On that fateful day, the U.N Security Council, under Resolution 1529, declared Haiti “a threat to international peace and security” and ordered a mandatory occupation of the country. Having survived France’s extortion; hidden and overt hostilities of the great powers throughout its two centuries of existence, Haiti’s subjugation is now complete with the Security Council’s blatant annulment of its sovereignty.
If the purpose of colonialism was to civilize the uncivilized, some Negroes apparently agreed. Because in 2004, Gerard Latortue, the illegal prime minister, who oversaw a regime of terror (2004-06) in the first phase of the occupation, characterized Aristide’s demand for restitution of the ransom payment as “absurd and illegal”. Ironically, the incivility and indecency permeating Haitian politics and the fact that an untamed Negro like Gerard Latortue even exists negate the Europeans’ argument of “having brought civilization to the uncivilized. Moreover, it proves that the French failed miserably in their attempt to civilize the so-called African savages. Because the obnoxious French continue to view restitution of the extortion payment as a non-issue, we therefore reserve the right to sue them for malpractice. Whatever method works, the ransom money has to be repaid since the extortion is essentially responsible for Haiti’s slide into the abyss of misery and other social problems.
Haiti is living on welfare; two third of its government budget is funded by foreign donations, its denuded landscape makes living an every day challenge for most Haitians, and its future is controlled by the same capricious clique that oppresses its people, hence the need for a rebirth. Though any restitution would be helpful, some peculiarities, like those exhibited by the political establishment, must be eradicated, if the country were to move forward.

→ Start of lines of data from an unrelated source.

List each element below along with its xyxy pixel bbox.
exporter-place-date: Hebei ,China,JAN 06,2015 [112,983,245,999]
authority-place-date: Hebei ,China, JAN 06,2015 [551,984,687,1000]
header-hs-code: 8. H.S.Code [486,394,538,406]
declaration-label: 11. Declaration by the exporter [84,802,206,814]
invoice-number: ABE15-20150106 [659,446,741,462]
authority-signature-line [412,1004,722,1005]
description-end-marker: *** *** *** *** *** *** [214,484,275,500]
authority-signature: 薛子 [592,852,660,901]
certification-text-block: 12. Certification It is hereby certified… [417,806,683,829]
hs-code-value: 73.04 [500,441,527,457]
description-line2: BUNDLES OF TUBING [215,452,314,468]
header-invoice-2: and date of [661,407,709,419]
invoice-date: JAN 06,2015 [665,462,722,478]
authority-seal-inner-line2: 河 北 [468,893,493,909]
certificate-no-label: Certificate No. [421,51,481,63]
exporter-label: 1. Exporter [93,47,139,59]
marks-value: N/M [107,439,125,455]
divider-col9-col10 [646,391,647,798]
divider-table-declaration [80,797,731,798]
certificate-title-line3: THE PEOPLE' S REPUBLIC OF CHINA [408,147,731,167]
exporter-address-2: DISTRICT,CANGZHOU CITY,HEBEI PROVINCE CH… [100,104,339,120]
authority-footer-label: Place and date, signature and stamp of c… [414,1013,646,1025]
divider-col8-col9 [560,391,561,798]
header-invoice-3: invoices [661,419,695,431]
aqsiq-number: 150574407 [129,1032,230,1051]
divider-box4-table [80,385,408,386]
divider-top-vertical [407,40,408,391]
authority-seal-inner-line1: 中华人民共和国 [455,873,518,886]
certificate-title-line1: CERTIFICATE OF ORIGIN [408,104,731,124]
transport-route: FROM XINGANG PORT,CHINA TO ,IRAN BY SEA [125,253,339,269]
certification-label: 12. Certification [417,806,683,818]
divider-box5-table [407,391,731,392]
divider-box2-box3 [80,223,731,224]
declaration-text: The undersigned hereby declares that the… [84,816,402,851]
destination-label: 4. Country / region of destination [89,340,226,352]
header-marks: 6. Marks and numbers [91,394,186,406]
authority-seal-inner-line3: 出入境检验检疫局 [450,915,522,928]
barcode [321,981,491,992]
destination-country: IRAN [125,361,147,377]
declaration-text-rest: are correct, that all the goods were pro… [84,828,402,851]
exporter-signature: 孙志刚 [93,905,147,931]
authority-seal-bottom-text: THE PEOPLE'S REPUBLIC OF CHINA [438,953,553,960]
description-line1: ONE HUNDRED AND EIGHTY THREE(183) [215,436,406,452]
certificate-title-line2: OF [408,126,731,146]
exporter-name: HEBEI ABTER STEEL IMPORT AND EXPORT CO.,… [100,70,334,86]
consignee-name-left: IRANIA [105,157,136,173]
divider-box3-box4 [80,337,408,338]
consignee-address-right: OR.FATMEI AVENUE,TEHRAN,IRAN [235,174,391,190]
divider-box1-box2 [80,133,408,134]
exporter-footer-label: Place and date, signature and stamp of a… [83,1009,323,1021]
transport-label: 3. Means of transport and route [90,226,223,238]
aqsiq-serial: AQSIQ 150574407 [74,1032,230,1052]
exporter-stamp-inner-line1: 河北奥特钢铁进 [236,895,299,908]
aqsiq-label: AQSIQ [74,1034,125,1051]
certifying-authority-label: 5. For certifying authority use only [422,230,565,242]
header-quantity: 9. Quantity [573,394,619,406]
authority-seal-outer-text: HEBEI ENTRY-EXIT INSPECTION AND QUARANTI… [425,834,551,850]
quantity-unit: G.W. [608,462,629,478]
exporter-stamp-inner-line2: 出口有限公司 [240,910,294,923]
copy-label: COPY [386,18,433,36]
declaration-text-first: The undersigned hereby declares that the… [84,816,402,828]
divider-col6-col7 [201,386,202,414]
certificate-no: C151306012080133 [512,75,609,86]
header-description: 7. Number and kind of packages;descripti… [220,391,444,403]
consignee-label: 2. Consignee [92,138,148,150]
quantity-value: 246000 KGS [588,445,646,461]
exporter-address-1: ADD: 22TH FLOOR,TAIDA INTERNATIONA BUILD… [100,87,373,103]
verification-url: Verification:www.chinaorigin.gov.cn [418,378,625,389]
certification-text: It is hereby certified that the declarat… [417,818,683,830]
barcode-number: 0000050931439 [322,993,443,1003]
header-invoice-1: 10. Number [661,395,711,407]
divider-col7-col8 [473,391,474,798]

Simply put, France’s ransoming of Haiti would be synonymous to the state of Israel compensating Germany for the Holocaust, the twentieth century’s worst case of ethnic cleansing in which 6 million Jews were exterminated and millions others enslaved by one of the most cultured nations on earth.
Fortunately for the Jewish people, they had David Ben-Gourion, Israel’s first prime minister, while Haiti remains saturated with impenitent collaborators deserving no less than an expedited trip to the gallows.